Philip Zimbardo, mentor del Experimento Stanford
Philip Zimbardo, mentor del Experimento Stanford

“No se puede generalizar. Lo que puede decirse es que en una situación como ésta se profundizan los problemas que antes existían. En una pareja o en una familia, teniendo en cuenta que el concepto de familia a cambiado, que no hay ‘una familia’. Cada uno vive esto como aprendió a vivir, con los instrumentos que le dio ese aprendizaje de vida. Hay que pensarlo en los procesos de cada uno: cómo te agarra, en qué momento te agarra. Repito, no se puede generalizar, pero en una familia en esta situación, una cosa es tener chicos chiquitos, otra cosa es tener adolescentes, otra cosa es no tener chicos en la casa, otra cosa es tener viejos, otra cosa es tener un autista, por ejemplo, o un loco, o un familiar preso. Y las condiciones materiales también condicionan fuertemente: los más humildes no tienen espacio y pocos recursos y eso agrava la situación, la hace más crítica”, explica a Infobae la psicóloga Irene Castro.

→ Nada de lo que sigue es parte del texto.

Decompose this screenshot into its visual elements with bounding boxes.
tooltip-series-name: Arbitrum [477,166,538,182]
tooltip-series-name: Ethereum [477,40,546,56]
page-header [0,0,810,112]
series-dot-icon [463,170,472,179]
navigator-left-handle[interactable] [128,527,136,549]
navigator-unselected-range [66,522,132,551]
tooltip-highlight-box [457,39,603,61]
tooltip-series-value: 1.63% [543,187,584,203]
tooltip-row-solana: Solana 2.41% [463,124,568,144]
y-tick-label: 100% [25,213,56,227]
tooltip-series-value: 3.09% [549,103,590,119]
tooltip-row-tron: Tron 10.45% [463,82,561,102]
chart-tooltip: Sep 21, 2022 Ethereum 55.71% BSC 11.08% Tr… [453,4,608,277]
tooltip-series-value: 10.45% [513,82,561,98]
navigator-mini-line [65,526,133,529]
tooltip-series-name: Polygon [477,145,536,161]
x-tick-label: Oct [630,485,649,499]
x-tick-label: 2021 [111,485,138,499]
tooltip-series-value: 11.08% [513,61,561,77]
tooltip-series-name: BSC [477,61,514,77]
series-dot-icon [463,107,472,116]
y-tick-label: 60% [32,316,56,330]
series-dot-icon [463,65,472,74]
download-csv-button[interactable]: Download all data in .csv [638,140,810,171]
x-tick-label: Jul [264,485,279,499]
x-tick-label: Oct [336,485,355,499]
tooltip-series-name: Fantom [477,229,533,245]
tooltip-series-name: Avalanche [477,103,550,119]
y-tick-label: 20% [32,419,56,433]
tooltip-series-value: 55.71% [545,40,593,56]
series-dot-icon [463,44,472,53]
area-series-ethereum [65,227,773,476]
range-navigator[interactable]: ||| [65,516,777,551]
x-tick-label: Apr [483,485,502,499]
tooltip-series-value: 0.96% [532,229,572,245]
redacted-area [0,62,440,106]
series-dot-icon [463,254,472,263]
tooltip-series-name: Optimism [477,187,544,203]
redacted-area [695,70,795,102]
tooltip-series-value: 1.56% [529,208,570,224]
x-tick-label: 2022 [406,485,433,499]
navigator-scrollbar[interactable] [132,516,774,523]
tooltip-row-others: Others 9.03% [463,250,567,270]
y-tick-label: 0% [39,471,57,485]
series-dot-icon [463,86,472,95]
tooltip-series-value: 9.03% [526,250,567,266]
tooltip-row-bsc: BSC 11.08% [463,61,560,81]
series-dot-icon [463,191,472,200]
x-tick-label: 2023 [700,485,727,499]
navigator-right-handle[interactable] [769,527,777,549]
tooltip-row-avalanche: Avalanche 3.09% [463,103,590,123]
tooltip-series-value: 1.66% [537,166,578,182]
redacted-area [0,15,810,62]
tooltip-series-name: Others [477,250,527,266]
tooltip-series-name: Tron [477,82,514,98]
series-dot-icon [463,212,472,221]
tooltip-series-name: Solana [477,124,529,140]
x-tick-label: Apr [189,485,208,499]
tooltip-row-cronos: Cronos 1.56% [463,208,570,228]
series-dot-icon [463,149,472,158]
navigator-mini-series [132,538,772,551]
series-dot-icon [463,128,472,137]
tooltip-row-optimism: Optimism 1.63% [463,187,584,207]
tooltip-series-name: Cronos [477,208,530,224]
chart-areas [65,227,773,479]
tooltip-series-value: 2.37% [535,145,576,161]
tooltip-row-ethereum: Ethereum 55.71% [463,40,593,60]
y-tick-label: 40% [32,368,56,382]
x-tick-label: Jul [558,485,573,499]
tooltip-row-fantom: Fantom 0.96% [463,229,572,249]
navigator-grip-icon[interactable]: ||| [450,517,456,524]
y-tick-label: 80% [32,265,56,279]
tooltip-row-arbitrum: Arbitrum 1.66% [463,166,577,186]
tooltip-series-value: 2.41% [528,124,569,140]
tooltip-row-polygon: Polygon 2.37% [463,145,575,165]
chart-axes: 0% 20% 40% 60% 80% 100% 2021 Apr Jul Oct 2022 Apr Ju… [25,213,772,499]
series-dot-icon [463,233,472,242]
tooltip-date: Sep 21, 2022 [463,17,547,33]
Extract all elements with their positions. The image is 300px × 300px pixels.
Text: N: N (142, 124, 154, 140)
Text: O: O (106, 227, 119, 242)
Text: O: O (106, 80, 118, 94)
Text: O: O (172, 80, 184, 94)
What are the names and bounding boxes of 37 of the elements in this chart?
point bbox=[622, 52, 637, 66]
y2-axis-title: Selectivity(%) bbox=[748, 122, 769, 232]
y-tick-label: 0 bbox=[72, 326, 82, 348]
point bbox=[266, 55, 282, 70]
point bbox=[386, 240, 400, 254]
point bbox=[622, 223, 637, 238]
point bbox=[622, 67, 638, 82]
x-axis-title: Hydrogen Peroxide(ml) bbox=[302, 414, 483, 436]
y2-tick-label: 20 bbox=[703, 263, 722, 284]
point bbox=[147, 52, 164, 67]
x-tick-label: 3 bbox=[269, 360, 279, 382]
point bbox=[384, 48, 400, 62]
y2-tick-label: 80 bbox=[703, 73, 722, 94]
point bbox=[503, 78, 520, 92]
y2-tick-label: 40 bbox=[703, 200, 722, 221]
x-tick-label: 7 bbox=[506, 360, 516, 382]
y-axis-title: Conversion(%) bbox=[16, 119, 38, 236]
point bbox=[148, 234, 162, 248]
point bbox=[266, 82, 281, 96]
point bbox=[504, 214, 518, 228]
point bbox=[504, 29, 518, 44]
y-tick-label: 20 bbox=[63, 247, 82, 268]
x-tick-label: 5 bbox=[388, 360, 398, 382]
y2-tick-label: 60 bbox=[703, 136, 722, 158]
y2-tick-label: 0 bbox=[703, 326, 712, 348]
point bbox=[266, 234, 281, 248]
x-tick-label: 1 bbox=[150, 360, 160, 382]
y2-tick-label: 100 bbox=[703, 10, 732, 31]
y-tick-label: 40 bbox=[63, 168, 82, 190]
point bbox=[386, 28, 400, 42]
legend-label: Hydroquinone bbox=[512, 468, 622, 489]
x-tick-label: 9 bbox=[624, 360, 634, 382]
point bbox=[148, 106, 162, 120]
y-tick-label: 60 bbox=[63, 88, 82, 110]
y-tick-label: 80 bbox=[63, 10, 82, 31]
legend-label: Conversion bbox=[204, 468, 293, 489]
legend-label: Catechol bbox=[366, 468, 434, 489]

Para ella, la elaboración previa que se pueda tener de la muerte, algo en lo que no se suele pensar, también influye en cómo se enfrenta la situación: “Otro factor es qué representa la muerte para cada uno de nosotros. Si cualquiera de nosotros tiene una elaboración de la vida, sobre la incertidumbre, sobre la muerte es muy probable que lo viva más serenamente que la gente que no la ha pensado. Porque es un factor importante qué representa la muerte para cada uno en este contexto de una sociedad de consumo, de éxito, de trabajo constante, está vedado pensarla, si pensás en la muerte sos un pesimista”, dice.

Y concluye con una posibilidad que también es una esperanza:

“Si bien, como dije, este momento crítico trae lo que ya estaba, saca afuera lo que estaba peor no se manifestaba, también tenemos la posibilidad de aprender, de darnos cuenta de que existe la posibilidad del aprendizaje, pero eso también tiene que ver con qué vinimos guardando antes, qué posibilidades nos dimos antes de aprender en situaciones críticas”.